Comment by bjackman
> A useful analogy here is the rise of AMD in the datacenter. [...] Large hyperscalers found it worth their time and effort to rewrite extremely low level software to be truly agnostic between AMD and Intel
As someone who works on such low-level software at a hyperscaler I am skeptical of this comparison. The difference between AMD and Intel is really not that great, and in the biggest areas, open source software (e.g. kernel (especially KVM) and compilers) is already fully agnostic, in large part thanks to Intel and AMD themselves. Nobody in this space is gonna buy an x86 CPU without full upstream Linux+KVM+LLVM support.
If breaking down the CUDA wall was the same order of magnitude a challenge as Intel vs AMD CPUs, I would think we would already have broken down that wall by now? Plus, I don't see any sign of Nvidia helping out with that.

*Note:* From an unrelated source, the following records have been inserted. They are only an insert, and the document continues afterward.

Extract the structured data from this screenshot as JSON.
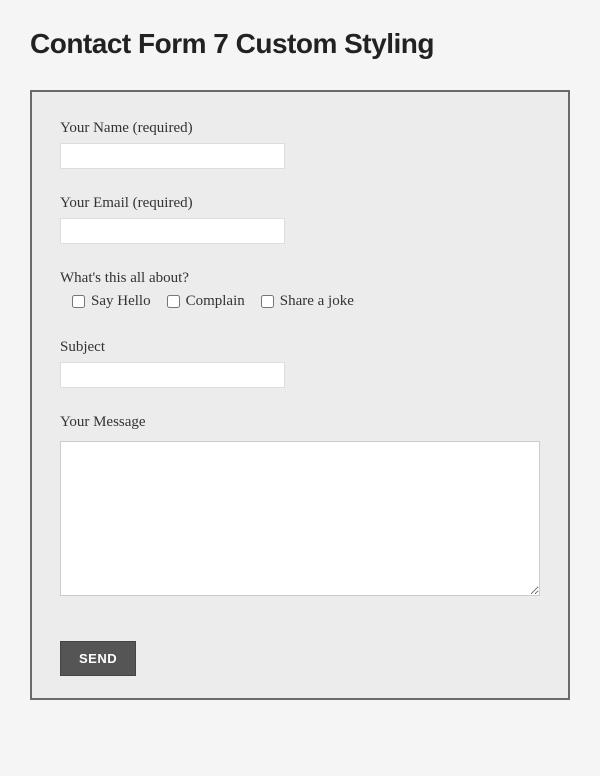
{
  "page": {
    "title": "Contact Form 7 Custom Styling"
  },
  "form": {
    "name": {
      "label": "Your Name (required)",
      "value": ""
    },
    "email": {
      "label": "Your Email (required)",
      "value": ""
    },
    "about": {
      "label": "What's this all about?",
      "options": [
        {
          "label": "Say Hello"
        },
        {
          "label": "Complain"
        },
        {
          "label": "Share a joke"
        }
      ]
    },
    "subject": {
      "label": "Subject",
      "value": ""
    },
    "message": {
      "label": "Your Message",
      "value": ""
    },
    "submit": {
      "label": "SEND"
    }
  }
}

I don't know anything about CUDA though so maybe I'm overestimating the barrier here and the real reason is just that people haven't been sufficiently motivated yet.
What they mean is that they are rewriting low level synchronization primitives in order not to penalize AMD CPUs. For example on the AMD Rome CPUs, the cross-CCD latency of atomic instructions could be as high as 200 nanoseconds even when the instructions supposedly access a memory location already in the cache. Common code patterns like multiple cores atomically incrementing a single counter would have borderline acceptable performance on Intel but terrible performance on AMD.
Or consider things like CPU core allocators, which now need to be CCD-aware when allocating cores within a CPU to a container.